We may be preoccupied with the current recession, Gregory Clark says, but the economic problems of the future will not be about growth but about “something more nettlesome” — people with no marketable skills:
For much of the past 200 years, unskilled workers benefited greatly from capitalism. Before the Industrial Revolution, for example, skilled construction workers earned 50 to 100 percent more than unskilled laborers; today, that premium has fallen to 33 percent in the United States. The era of the two world wars, 1914 to 1945, was one of particularly sharp gains for the wages of unskilled workers, relative to the rest.Why have the unskilled fared so well? After all, machines — whether steam engines, internal combustion engines or electric motors — have replaced people as deliverers of brute force. But even today they cannot replace many of people’s manipulative abilities, language skills and social awareness. The hamburger you eat at McDonald’s is still put together and delivered to you by human hands; even a fast-food “associate” deploys an astonishing repertoire of spatial and language skills.

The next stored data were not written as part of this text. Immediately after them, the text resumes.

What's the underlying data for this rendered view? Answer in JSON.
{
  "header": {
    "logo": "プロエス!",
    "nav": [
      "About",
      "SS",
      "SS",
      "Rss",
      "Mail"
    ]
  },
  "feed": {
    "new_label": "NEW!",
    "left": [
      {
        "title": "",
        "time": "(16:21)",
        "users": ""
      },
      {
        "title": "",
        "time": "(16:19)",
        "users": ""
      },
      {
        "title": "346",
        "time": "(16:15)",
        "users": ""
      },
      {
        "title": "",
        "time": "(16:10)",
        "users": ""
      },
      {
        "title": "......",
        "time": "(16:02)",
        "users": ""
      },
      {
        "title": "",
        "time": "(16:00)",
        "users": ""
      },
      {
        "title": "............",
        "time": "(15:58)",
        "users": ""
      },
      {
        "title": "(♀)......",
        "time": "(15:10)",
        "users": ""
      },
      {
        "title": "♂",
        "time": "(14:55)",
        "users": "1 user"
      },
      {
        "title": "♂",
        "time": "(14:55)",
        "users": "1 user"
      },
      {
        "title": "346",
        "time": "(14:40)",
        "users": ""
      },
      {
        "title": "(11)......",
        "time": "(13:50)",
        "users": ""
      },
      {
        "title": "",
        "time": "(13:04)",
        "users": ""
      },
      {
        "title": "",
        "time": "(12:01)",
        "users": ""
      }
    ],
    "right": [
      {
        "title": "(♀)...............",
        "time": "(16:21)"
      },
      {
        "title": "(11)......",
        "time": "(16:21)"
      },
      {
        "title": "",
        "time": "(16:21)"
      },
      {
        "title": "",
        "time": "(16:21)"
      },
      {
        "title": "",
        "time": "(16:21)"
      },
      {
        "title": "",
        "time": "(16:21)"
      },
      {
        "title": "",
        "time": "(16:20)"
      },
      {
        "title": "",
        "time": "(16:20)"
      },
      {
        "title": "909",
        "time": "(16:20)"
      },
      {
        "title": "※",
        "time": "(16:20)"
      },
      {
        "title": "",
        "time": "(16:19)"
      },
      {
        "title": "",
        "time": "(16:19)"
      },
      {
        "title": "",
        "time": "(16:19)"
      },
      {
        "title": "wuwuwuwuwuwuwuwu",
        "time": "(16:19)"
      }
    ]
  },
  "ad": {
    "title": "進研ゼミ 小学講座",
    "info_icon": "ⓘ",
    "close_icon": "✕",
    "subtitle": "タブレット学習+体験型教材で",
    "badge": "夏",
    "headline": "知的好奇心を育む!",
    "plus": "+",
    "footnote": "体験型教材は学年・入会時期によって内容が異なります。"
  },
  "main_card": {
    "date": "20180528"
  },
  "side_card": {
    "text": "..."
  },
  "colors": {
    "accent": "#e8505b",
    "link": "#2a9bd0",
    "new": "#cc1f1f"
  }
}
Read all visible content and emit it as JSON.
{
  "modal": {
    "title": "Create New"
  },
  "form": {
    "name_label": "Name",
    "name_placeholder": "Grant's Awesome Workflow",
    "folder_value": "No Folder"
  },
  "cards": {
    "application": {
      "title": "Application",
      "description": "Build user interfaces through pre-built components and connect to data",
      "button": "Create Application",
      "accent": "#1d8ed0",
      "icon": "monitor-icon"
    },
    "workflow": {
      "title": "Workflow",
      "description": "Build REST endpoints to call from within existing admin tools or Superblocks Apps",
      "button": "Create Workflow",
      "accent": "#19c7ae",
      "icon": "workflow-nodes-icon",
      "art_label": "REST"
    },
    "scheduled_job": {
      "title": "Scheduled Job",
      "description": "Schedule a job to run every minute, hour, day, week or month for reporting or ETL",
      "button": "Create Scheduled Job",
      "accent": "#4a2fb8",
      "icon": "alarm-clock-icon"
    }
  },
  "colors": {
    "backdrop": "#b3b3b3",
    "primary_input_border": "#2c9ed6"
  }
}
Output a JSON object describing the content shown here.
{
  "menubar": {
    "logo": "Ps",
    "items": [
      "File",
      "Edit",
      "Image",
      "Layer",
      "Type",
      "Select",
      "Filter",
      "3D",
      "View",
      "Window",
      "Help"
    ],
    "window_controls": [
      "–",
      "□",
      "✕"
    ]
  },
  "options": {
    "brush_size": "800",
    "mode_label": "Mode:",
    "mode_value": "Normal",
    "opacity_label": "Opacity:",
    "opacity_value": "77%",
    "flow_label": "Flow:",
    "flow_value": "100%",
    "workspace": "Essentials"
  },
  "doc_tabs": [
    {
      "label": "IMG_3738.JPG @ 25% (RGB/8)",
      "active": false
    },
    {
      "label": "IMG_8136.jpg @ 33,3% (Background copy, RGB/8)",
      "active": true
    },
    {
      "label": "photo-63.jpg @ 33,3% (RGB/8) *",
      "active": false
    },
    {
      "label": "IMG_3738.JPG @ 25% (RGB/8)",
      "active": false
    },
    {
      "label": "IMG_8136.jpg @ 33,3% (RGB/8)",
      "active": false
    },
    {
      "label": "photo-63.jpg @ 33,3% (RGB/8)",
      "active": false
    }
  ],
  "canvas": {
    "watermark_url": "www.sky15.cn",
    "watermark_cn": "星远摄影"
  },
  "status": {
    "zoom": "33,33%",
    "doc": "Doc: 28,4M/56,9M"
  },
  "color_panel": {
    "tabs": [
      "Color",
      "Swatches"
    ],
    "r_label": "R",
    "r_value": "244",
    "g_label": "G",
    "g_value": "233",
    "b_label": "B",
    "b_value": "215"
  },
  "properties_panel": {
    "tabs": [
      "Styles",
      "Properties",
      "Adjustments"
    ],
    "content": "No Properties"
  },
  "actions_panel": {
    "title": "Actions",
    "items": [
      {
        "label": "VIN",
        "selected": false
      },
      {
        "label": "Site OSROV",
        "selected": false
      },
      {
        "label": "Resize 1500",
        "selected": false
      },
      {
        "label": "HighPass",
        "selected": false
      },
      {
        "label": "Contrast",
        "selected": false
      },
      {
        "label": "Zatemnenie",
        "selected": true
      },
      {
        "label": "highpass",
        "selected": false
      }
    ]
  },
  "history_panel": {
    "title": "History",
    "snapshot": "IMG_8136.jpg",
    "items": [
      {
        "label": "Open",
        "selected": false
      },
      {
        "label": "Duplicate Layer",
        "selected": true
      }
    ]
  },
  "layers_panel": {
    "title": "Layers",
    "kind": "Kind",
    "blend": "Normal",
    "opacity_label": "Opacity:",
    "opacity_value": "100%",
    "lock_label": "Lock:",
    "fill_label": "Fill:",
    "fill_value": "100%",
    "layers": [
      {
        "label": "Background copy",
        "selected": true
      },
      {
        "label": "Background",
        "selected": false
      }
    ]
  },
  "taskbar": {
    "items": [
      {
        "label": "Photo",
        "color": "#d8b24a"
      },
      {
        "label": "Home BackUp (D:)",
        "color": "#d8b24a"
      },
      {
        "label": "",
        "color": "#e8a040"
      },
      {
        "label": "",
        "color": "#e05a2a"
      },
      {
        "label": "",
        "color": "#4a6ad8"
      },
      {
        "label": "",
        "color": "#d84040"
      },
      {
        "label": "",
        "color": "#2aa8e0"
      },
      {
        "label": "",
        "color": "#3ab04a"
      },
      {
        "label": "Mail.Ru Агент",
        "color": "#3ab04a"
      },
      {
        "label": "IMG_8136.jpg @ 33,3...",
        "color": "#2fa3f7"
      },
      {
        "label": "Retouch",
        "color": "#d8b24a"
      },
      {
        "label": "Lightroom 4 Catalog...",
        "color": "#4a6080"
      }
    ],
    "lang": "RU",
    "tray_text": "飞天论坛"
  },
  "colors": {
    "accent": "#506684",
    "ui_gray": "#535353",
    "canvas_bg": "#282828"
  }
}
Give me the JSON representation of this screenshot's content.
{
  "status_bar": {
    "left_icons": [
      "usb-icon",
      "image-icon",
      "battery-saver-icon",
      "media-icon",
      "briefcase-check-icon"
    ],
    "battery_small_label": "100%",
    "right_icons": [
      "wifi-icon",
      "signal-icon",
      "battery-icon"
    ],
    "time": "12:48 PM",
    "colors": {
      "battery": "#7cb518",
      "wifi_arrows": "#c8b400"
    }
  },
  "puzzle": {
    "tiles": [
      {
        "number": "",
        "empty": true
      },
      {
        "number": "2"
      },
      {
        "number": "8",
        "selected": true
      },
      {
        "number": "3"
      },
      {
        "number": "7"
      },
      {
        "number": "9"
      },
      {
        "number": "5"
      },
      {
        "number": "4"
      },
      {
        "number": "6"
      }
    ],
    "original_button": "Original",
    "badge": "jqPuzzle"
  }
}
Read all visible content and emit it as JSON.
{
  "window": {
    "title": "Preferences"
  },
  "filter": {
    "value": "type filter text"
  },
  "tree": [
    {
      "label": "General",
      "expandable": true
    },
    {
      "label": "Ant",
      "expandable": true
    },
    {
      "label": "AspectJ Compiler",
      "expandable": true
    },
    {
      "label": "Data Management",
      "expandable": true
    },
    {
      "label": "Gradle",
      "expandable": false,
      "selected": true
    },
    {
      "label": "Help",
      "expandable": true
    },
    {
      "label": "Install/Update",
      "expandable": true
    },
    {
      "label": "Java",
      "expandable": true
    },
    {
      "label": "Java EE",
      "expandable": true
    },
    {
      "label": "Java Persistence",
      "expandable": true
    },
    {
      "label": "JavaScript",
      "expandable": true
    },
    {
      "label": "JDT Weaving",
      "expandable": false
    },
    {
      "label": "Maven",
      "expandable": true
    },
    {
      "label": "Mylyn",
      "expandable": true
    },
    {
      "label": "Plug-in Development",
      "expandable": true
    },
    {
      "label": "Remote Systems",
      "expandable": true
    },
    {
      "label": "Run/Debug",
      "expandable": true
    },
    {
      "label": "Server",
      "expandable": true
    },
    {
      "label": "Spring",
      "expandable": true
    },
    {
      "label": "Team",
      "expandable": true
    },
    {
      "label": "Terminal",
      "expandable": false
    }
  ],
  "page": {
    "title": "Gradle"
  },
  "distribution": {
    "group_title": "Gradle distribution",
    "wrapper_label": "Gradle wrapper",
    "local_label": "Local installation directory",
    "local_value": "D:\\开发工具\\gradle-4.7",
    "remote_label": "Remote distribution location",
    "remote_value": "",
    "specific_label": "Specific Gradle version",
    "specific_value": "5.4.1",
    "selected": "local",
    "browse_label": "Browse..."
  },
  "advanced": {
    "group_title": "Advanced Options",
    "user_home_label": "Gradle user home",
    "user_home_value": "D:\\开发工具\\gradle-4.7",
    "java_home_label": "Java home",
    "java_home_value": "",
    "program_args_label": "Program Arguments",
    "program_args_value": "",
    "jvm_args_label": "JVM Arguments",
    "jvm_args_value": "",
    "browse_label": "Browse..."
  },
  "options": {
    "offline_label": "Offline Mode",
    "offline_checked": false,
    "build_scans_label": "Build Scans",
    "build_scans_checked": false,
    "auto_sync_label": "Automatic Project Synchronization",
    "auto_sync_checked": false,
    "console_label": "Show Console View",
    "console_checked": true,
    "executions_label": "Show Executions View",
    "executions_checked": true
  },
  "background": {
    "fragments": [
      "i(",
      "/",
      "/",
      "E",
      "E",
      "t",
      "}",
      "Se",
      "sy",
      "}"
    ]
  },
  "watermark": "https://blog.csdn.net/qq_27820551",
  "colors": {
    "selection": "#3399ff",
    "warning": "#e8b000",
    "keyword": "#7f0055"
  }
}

But in more recent decades, when average U.S. incomes roughly doubled, there has been little gain in the real earnings of the unskilled. And, more darkly, computer advances suggest these redoubts of human skill will sooner or later fall to machines. We may have already reached the historical peak in the earning power of low-skilled workers, and may look back on the mid-20th century as the great era of the common man.
I recently carried out a complicated phone transaction with United Airlines but never once spoke to a human; my mechanical interlocutor seemed no less capable than the Indian call-center operatives it replaced. Outsourcing to India and China may be only a brief historical interlude before the great outsourcing yet to come — to machines. And as machines expand their domain, basic wages could easily fall so low that families cannot support themselves without public assistance.
With the march of technology, the size of a future American underclass dependent on public support for part of its livelihood is hard to predict: 10 million, 20 million, 100 million? We could imagine cities where entire neighborhoods are populated by people on state support. In France, generous welfare has already produced huge suburban housing estates, les banlieues, populated with a substantially unemployed and immigrant population, parts of which have periodically burst into violent protest.
So, how do we operate a society in which a large share of the population is socially needy but economically redundant? There is only one answer. You tax the winners — those with the still uniquely human skills, and those owning the capital and land — to provide for the losers.
I can’t say I’m particularly fond of that “solution” — but how people see the rift between rich and poor will shape policy:
Modern society seems comfortable with the rich and poor living in vastly different housing, eating disparate qualities of food and facing radically dissimilar crime risks. No one pickets four-star restaurants because they feed only the rich, or the Waldorf Astoria because only the wealthy can afford to sleep there. But when it comes to medical care, Americans display strong ethical resistance to having the poor receive a substantially inferior product. (Just recall the outrage a few years ago when news reports emerged of Los Angeles hospitals discharging poor patients onto city sidewalks.)Rising health spending — from 5 percent of U.S. annual income in 1960 to 16 percent today — is no tragedy. Thanks to such spending, we can all live longer. But as medical advances allow us to live far beyond our working years, with the average American adult living to 78, the burden on the public purse will rise. Of the 47 million currently uninsured Americans, most will need public assistance to get adequate care.
Adult-onset diabetes, for example, estimated to afflict more than 21 million Americans, is a chronic condition associated with a lifestyle occurring at high rates among lower-income people. Modern medicine allows the average person diagnosed with diabetes to live more than 15 additional years, but at a cost typically exceeding $100,000. (Twenty-one million times $100,000 is $2.1 trillion, and that’s just one disease.)
You have to love the roundabout description of diabetes as “associated with a lifestyle occurring at high rates among lower-income people”.